I remember my last year in Art High School, and how much I wanted to leave, to go somewhere and “start my life”. I came to England (Farnham to be precise) – to study. I chose an animation course at UCA (University for the Creative Arts) and I was proud of myself, of getting so far.
I was also very anxious… Like many many students from abroad (I can only speak for my fellow EU students as I only know what it feels like from that perspective) I was struggling to find myself in the new reality. How do I get the job, insurance number, flat? Why is everything so expensive why everyone was so hostile to students?
MY GRADUATION WORKS FROM HIGH SCHOOL
My first semester was rather difficult. I was living two towns away from the university and I was casually late for my classes almost everyday. I spent my whole weekends at work, in a small Polish coffee shop which was run by suspicious and a bit odd middle aged man, who called me naughty Agata and Monyca – mean monkey Monyca.

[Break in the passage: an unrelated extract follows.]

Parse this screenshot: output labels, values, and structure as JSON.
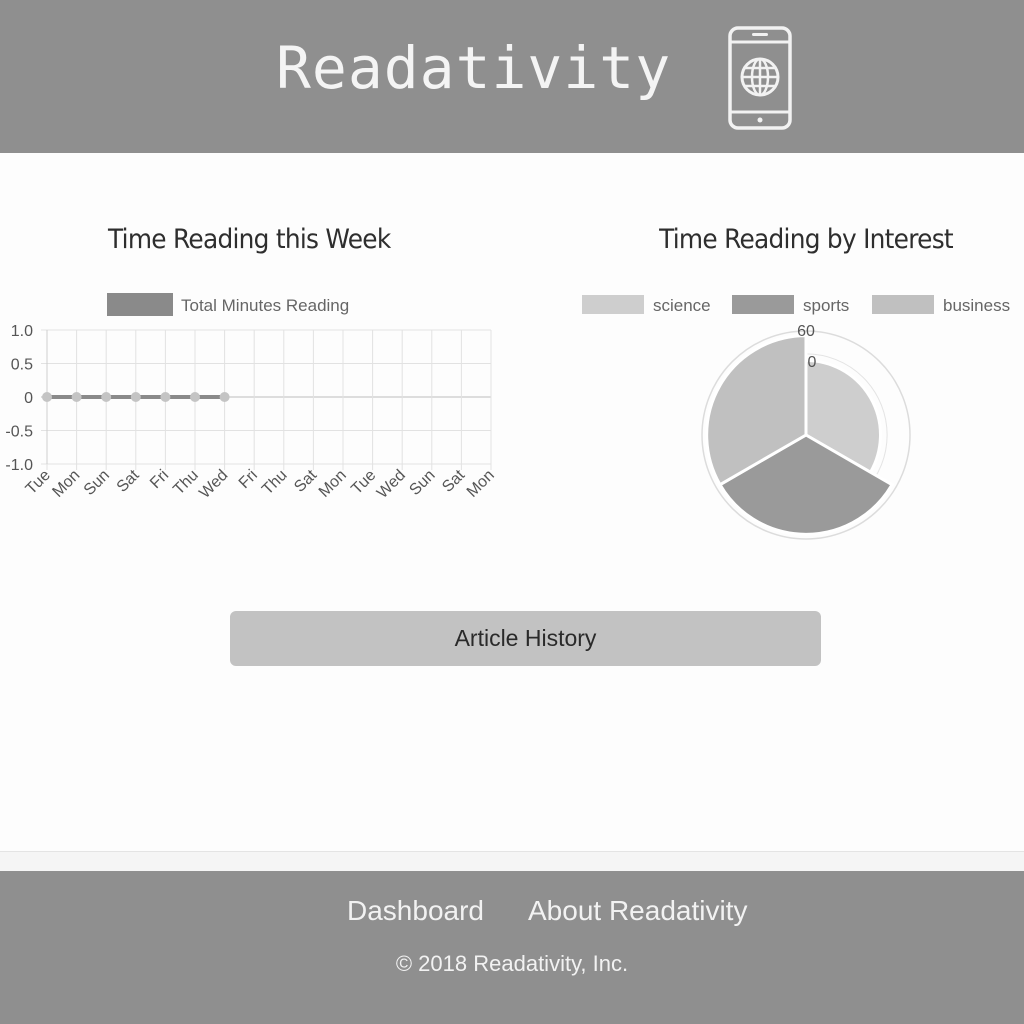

The classes were interesting, but I felt like there was not enough of them to be honest. I did have a lot of work to do, especially considering that I had a part time job as well and spent a lot of time commuting to and from university but I managed to pass to the next year with not so bad grades. I spend my free time meeting new friends and trying to improve my art and English.
I think the second year is worth skipping, because no one really remembers it. It’s sort of like a transition period. However, back then I started to read more about art history, doing first parts of the research for my dissertation and planning my last year film. I feel like the second year is the time of discovering what we are really interested in, to establish who our friends are and making small projects before the stress of third year creeps in.
At first I though I had everything under control. My dissertation was planned, I spent all summer preparing everything I could for my third year film, sketching, reading and resting. But that was a trap. It starts quiet, but then before you realize you wake up at 6am everyday, work in the library till your classes start, then go to work, and after your day job work on your project more because you are always behind on your schedule. It was stressful, but we’ve all managed to finish in time. The dissertation was done, and I was proud of it, especially that I found the topic that I’m really into now – surrealism and uncanny art.
I think it did put me on the right path in a way, after I’ve graduated (with a first, yay!) I’ve got to throw my hat, finish my film, talk with my friends about where the are heading and get to rest a bit before the next steps.
SOME OF THE STORYBOARDS FROM MY LAST FILM
After that I got lost for a bit. I focused on saving up and resting. I’ve focused on finding who I am as an artist (and I’m still very much looking), I’ve been painting, sawing, visiting galleries across England and going for small trips to find inspirations. I’ve got an internship for a bit and applied for entry level jobs. I’ve decided to continue studying and applied for Masters.
Overall, I think it was a good experience. I did grow a lot as a person and artist and I’m happy to start the new adventure – hopefully after this pandemic passes.